“Wanna learn karate,” a friend asked me the other day, kicking the air.
“Nah, that’s not really my cop o’ tea,” I said, sipping jasmine from the patio and watching in amusement.
“What is your cup of tea,” he asked, slamming his elbow down on a plank that didn’t budge.
“I’m drinking it,” I said snickering.
“You know what i mean,” he said flatly, rubbing his arm.
“For one, a little peace and tranquility goes a long way,” I said, taking another sip.
“I would have settled for peace and quiet, but I guess tranquil is good, too; what’s the difference,” he asked.
“Quiet, of course, means making no noise, or making very little, which is good; being tranquil, on the other hand, means remaining calm, and that includes when your best friend is purposely trying to break your very rare and sturdy cut of Redwood,” I said, glancing at the board he held.
He looked down at it. “Oh, uhmm—heh—sorry man,” he handed the board over to me, giving a nervous chuckle and trying not to look me in the eye. “Here you go man.”
“Here, I’ll show you what I mean by calm and tranquil,” I said, motioning to the rear garden.
As we walked he asked, “you’re not about to show me your collection of shrunken heads, are you?”
I looked back at him confused, “I don’t know what your cup o’ tea is, but shrunken heads give me the creeps. I’m pretty sure that’s the opposite of peace and tranquility.”
“It was worth the shot in the dark,” he said. “Can you imagine if i would’ve gotten that right though? You would have thought I was a mind reader.”
“I doubt I’d think well on anyone’s part if I had a secret collection of shrunken heads,” I said.
“I’m sure a public collection would be so much more acceptable,” he added with voice that was too genuine to be serious.

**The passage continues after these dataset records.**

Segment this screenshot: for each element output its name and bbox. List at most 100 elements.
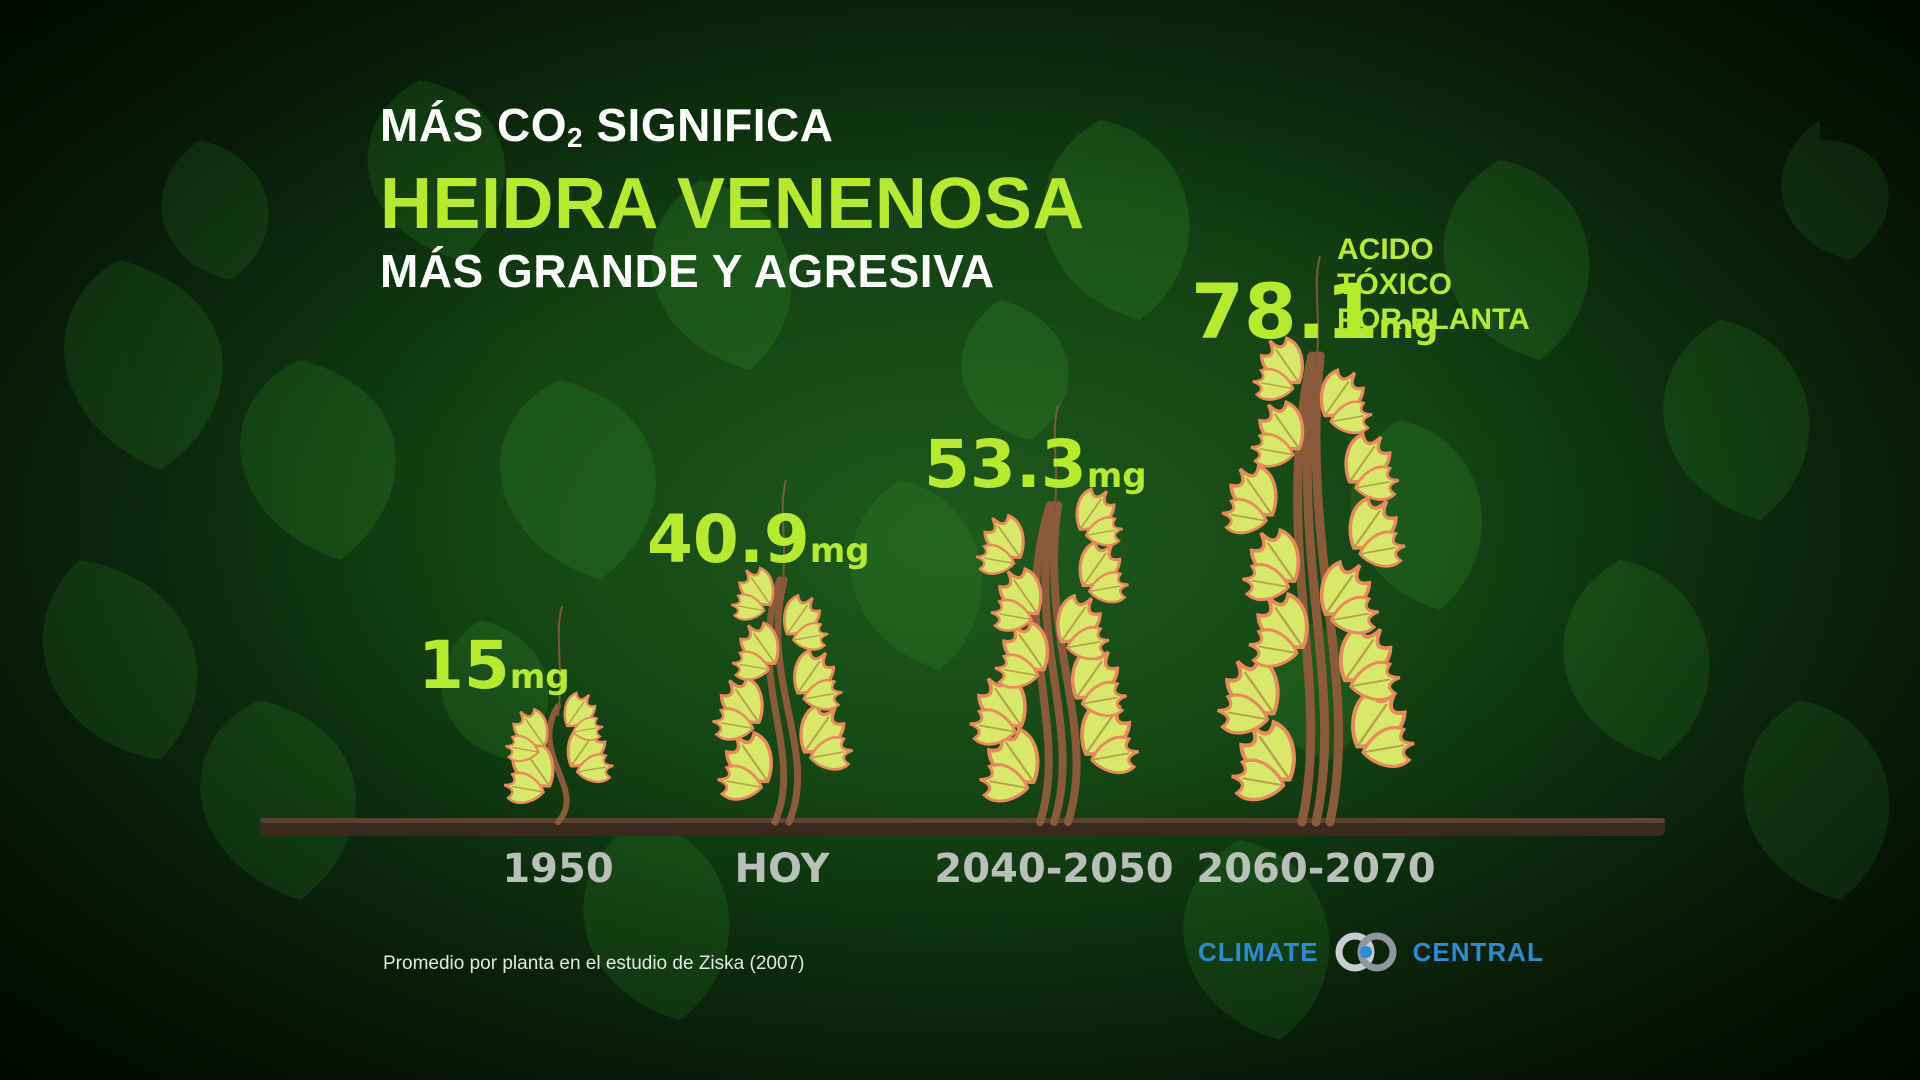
leaf-vein bbox=[1356, 703, 1388, 748]
category-label: 2040-2050 bbox=[934, 846, 1173, 892]
plant-leaf bbox=[572, 716, 604, 742]
plant-leaf bbox=[1349, 660, 1401, 702]
leaf-vein bbox=[1355, 480, 1391, 489]
plant-leaf bbox=[1329, 595, 1380, 635]
plant-leaf bbox=[1329, 400, 1373, 435]
leaf-vein bbox=[1323, 380, 1350, 417]
leaf-vein bbox=[1245, 477, 1274, 516]
headline-co-text: MÁS CO bbox=[380, 99, 567, 151]
plant-leaf bbox=[1231, 758, 1286, 802]
plant-stem bbox=[774, 576, 802, 826]
plant-leaf bbox=[712, 707, 755, 741]
ground-plank-highlight bbox=[260, 818, 1665, 823]
leaf-vein bbox=[1251, 579, 1289, 588]
leaf-vein bbox=[1266, 542, 1296, 582]
leaf-vein bbox=[797, 660, 821, 694]
leaf-vein bbox=[576, 766, 607, 773]
plant-leaf bbox=[979, 763, 1030, 803]
leaf-vein bbox=[752, 632, 776, 664]
leaf-vein bbox=[1359, 546, 1397, 555]
headline-line-1: MÁS CO2 SIGNIFICA bbox=[380, 98, 1085, 165]
leaf-vein bbox=[511, 746, 539, 753]
leaf-vein bbox=[741, 744, 769, 782]
leaf-vein bbox=[573, 727, 598, 733]
leaf-vein bbox=[978, 724, 1016, 733]
leaf-vein bbox=[1258, 645, 1298, 655]
brand-rings-icon bbox=[1335, 932, 1397, 972]
category-label: HOY bbox=[734, 846, 830, 892]
plant-leaf bbox=[975, 543, 1016, 575]
leaf-vein bbox=[1018, 633, 1045, 671]
leaf-vein bbox=[1260, 382, 1294, 390]
leaf-vein bbox=[1363, 744, 1405, 754]
leaf-vein bbox=[734, 688, 760, 723]
plant-tendril bbox=[557, 605, 563, 717]
climate-central-logo: CLIMATE CENTRAL bbox=[1198, 932, 1544, 972]
unit-note: ACIDO TÓXICO POR PLANTA bbox=[1337, 232, 1530, 337]
plant-leaf bbox=[717, 764, 764, 801]
value-label: 53.3mg bbox=[924, 426, 1147, 503]
value-number: 40.9 bbox=[647, 501, 810, 578]
value-label: 40.9mg bbox=[647, 501, 870, 578]
value-unit: mg bbox=[1087, 456, 1147, 496]
brand-right-text: CENTRAL bbox=[1412, 936, 1544, 967]
leaf-vein bbox=[793, 634, 822, 641]
plant-leaf bbox=[505, 734, 540, 763]
leaf-vein bbox=[1089, 585, 1121, 593]
leaf-vein bbox=[750, 576, 771, 606]
leaf-vein bbox=[726, 780, 762, 789]
plant-stem bbox=[1302, 351, 1330, 827]
leaf-vein bbox=[1079, 498, 1103, 530]
unit-note-line-3: POR PLANTA bbox=[1337, 303, 1530, 336]
leaf-vein bbox=[993, 687, 1023, 727]
plant-tendril bbox=[1053, 404, 1059, 516]
leaf-vein bbox=[737, 605, 765, 612]
plant-stem bbox=[765, 576, 788, 826]
leaf-vein bbox=[1353, 509, 1382, 549]
plant-leaf bbox=[1080, 680, 1127, 718]
leaf-vein bbox=[983, 557, 1015, 565]
plant-leaf bbox=[1090, 735, 1140, 775]
plant-leaf bbox=[731, 650, 771, 681]
leaf-vein bbox=[1013, 579, 1039, 615]
plant-tendril bbox=[1315, 255, 1321, 367]
plant-leaf bbox=[808, 736, 854, 771]
plant-leaf bbox=[791, 622, 829, 651]
plant-leaf bbox=[503, 771, 546, 804]
leaf-vein bbox=[1330, 415, 1364, 423]
plant-tendril bbox=[781, 479, 787, 590]
plant-stem bbox=[1049, 501, 1081, 826]
plant-leaf bbox=[1252, 367, 1295, 401]
headline: MÁS CO2 SIGNIFICA HEIDRA VENENOSA MÁS GR… bbox=[380, 98, 1085, 299]
value-number: 15 bbox=[418, 627, 510, 704]
leaf-vein bbox=[1085, 529, 1116, 536]
unit-note-line-2: TÓXICO bbox=[1337, 268, 1453, 301]
leaf-vein bbox=[1084, 714, 1114, 755]
value-number: 53.3 bbox=[924, 426, 1087, 503]
headline-significa-text: SIGNIFICA bbox=[583, 99, 834, 151]
leaf-vein bbox=[1067, 640, 1101, 649]
leaf-vein bbox=[803, 692, 835, 700]
value-unit: mg bbox=[1379, 307, 1439, 347]
plant-leaf bbox=[1361, 726, 1415, 768]
value-label: 78.1mg bbox=[1191, 267, 1438, 356]
leaf-vein bbox=[1331, 612, 1370, 621]
plant-leaf bbox=[802, 679, 843, 711]
leaf-vein bbox=[1003, 668, 1039, 677]
plant-leaf bbox=[1250, 432, 1295, 468]
leaf-vein bbox=[1230, 513, 1267, 522]
plant-leaf bbox=[990, 598, 1033, 632]
leaf-vein bbox=[1350, 678, 1391, 688]
plant-stem bbox=[1031, 501, 1054, 826]
plant-3 bbox=[969, 404, 1140, 826]
leaf-vein bbox=[997, 525, 1021, 558]
plant-leaf bbox=[1358, 530, 1406, 568]
headline-line-3: MÁS GRANDE Y AGRESIVA bbox=[380, 245, 995, 297]
leaf-vein bbox=[1241, 777, 1284, 787]
plant-4 bbox=[1217, 255, 1415, 827]
leaf-vein bbox=[566, 700, 586, 727]
value-label: 15mg bbox=[418, 627, 570, 704]
leaf-vein bbox=[998, 613, 1032, 621]
leaf-vein bbox=[803, 716, 830, 753]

“True dat,” I said, showing him the Chinese boxing dummy. “Voila, this is what I mean by peace and tranquil. My friend looked utterly confused.
“Okay,” he said. “SO, you have a secret fetish for poorly-carved, life size dolls, nice.”
“Watch and learn,” I said. I sat my tea down and began connection several blows in different variations to the dummy. It creaked and inch slightly at each blow until the sequence was finished.
“Okay, you know those ‘learn more’ buttons on the annoying websites,” my friend said.
“Yeah, why,” I asked.
“I’m clicking it. C’mon man, I wanna learn more,” he said, poking his finger repeatedly on an imaginary button in the air.
“Okay, so what you’re trying to learn, karate, is about brute force. It has a great deal to do with a hard structure, proper kicks, strikes, and throws, but that can be dangerous if you live your life with such tension. Being loose and employing readiness for whatever is thrown upon you is not only a stoic mindset of not worrying over that of which you have no control over.”
“That’s deep man,” he said.
“Well, think of it this way: If you go into a fight, or perhaps a daily setting, where you have to commence in battle, or keep up with the daily grind, would you rather do it tensed up and have your energy quickly depleted, or would you want to be like Bruce Lee says.”
“What does he say,” he asked.
“It goes like this: ‘I said empty your mind; be formless, shapeless, like water. If you put water into a cup it becomes the cup; if you put into a teapot, it becomes the teapot. Now, water can flow, or it can crash. Be water my friends.’,” I said.
“Hmm,” he said in awe. “That’s pretty awesome.”
“Yupp, so all you have to do is approach the situation as calm as possible, only excerpting energy when absolutely necessary. Like this,” I said, giving the dummy a few quick punches.
“Oh-oh,” lemme try, he said. He reared back his hand and struck the dummy as hard as he could.
“Maybe I should practice knitting again,” he said, getting a cast put on his hand at the hospital.